New age tamil cinema music directors they are called.. many of them like harris jayraj, yuvan shankar raja.. and some oldies like deva, all had or have or with all possibility will have copied song tunes in their albums.
I was devastated some years back when I realized the music score for all songs in the film Mugavari by Deva, were just a copy of all songs in the entire album of backstreet boys. I don't how he lived with it.. but wouldn't it pain everytime you hear that song you created copying something else. what you earn money for so much of copying..
just because backstreet boys aren't going to sue somebody copying their records in chennai.. doesn't mean it is happily getting away.
They give reasons these days like "i am remixing it", or "its not a copy, but inspired by that song".. and all that.
Being genuinely inspired is different.. everyone learns their tricks of trade from somebody's else's work or book or on inspiration and admiration for someone or their stuff. But just reproducing the exact same thing is not what you should happily do.
The thing is, it lets the listeners happiness go out of them as soon as they realize it was a copycat. There's this secret set of music directors in tamilnadu i think, who consider some amount of music as open source.
Copying requires skill.. i don't know, but i tend to believe that atleast in music it needs real skill to reproduce what you hear.. so if that kind of skill is there to copy backstreet boys and make its tamil music a success then why not get to tune your own.
Not that deva, or harris or yuvan produce only copies.. 80% of their work is personal creativity.. or at least I will assume so until I listen to some similar tune from an oldie english or punjabi or hindi song.

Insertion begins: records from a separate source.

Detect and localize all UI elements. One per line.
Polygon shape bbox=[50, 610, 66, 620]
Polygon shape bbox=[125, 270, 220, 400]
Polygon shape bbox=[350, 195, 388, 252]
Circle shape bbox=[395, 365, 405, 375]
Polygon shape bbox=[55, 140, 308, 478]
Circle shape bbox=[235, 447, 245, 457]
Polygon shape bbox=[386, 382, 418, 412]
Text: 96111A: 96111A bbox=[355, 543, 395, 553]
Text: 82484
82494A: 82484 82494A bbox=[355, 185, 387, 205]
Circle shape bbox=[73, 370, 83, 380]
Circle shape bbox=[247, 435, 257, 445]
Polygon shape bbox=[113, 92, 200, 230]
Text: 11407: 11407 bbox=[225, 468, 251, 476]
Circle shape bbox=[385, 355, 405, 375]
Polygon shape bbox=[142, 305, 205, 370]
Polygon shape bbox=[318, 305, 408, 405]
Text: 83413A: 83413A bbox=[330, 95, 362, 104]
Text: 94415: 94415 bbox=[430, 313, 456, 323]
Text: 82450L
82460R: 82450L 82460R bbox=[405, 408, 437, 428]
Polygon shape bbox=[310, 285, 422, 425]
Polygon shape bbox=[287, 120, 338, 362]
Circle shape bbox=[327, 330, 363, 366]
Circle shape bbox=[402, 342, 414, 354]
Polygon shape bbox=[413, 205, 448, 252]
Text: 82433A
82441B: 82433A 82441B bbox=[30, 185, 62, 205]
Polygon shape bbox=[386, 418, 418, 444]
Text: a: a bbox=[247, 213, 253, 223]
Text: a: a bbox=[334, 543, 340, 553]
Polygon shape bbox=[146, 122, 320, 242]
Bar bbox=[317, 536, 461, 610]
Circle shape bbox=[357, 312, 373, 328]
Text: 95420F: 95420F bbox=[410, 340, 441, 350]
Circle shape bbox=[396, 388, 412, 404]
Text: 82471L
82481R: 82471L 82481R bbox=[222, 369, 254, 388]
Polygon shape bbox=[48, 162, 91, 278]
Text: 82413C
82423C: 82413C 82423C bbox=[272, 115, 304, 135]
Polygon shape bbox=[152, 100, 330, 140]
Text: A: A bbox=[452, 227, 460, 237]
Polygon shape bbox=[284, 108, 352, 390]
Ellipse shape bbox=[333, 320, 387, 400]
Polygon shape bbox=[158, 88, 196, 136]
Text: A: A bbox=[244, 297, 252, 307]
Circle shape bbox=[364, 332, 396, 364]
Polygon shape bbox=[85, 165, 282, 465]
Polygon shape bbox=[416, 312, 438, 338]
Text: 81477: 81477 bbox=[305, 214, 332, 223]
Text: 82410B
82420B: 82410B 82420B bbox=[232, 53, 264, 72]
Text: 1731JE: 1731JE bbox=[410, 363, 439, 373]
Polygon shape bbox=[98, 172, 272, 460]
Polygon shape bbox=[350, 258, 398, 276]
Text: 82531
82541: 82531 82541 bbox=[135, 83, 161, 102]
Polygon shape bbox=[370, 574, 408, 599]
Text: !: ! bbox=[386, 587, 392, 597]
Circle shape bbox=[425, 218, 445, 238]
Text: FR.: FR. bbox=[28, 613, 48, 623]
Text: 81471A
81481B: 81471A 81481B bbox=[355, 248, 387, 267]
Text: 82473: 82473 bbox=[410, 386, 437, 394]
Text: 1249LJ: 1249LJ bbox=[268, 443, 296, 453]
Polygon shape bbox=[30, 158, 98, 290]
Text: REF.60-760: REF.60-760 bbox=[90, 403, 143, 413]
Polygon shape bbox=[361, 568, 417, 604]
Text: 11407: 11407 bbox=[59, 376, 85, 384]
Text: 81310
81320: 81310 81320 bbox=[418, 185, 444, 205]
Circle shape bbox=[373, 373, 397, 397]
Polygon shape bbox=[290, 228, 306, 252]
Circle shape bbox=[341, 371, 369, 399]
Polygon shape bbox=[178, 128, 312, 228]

yuvan transformed the international hit "who let the dogs out" to "enga area ulla varathe" for the film pudupettai.
Today I heard a punjabi song which is exactly what yuvan has reproduced in his latest hit in the film 'chennai 6000028'.. the song that goes 'jalsa pannu da.. gilma kaatu da'.. or whatever.
The irony is.. even the bits and pieces of auxilliary musical instruments in the song at places were exactly there in the punjabi song.
Even some film directors do this.. copying scene ideas from popular films.. as far as I remember director selvaraghavan.. his first hit kadhal konden itself had almost all scenes (except songs ofcourse) lifted from a collection of many english films with the psycho concept.. particularly the climax was lifted from an english film called 'Good son'.. the original had a mom holding her son and a friend's son hanging from a cliff to both her hands, and lets go her bad son at the end.
Many startup programmers in software, do this same thing.. no not letting go sons. :o)
but Googling.. they google for a particular logic of code, a task they are asked to program for a software, and copy it from some website to use it in their development.. and we nuts have to pay them high costs for doing the google thing. Thing is, atleast if they understand what they are copying and can handle errors or convert them to fit the slight differences in our actual requirements it would be great. These guys will particularly fight and argue a lot that some implementation is not possible because they don't know about the code they copied and can't change a thing because if it screws up they have to confess to plagiarism.
I only remember how, one NRI girl in the USA (from harvard i think) was a few months back caught for plagiarism for her successful best selling book.. she was internationally humiliated by the media everywhere, because she was paid hight for that book. She later accepted to plagiarism and returned the money her publisher paid her for the book.. which was close to half-a-million US$.. imagine.. happily copying some portions of work even if somebody is ready to pay that much of money.. and happily enjoying their moment of fame until embarrassingly getting caught.
Probably this is a concept indian kids are forced to inherit by parents and teachers when they are at school.. mugging up stuff and reproducing it on examinations is what 90% of children do in schools.. i did too, except for physics, biology and english. not many teachers teach with interest of driving the knowledge and understanding of the subject to the students.
and the effects of it.. yuvan shankar raja grows up to copy an english song.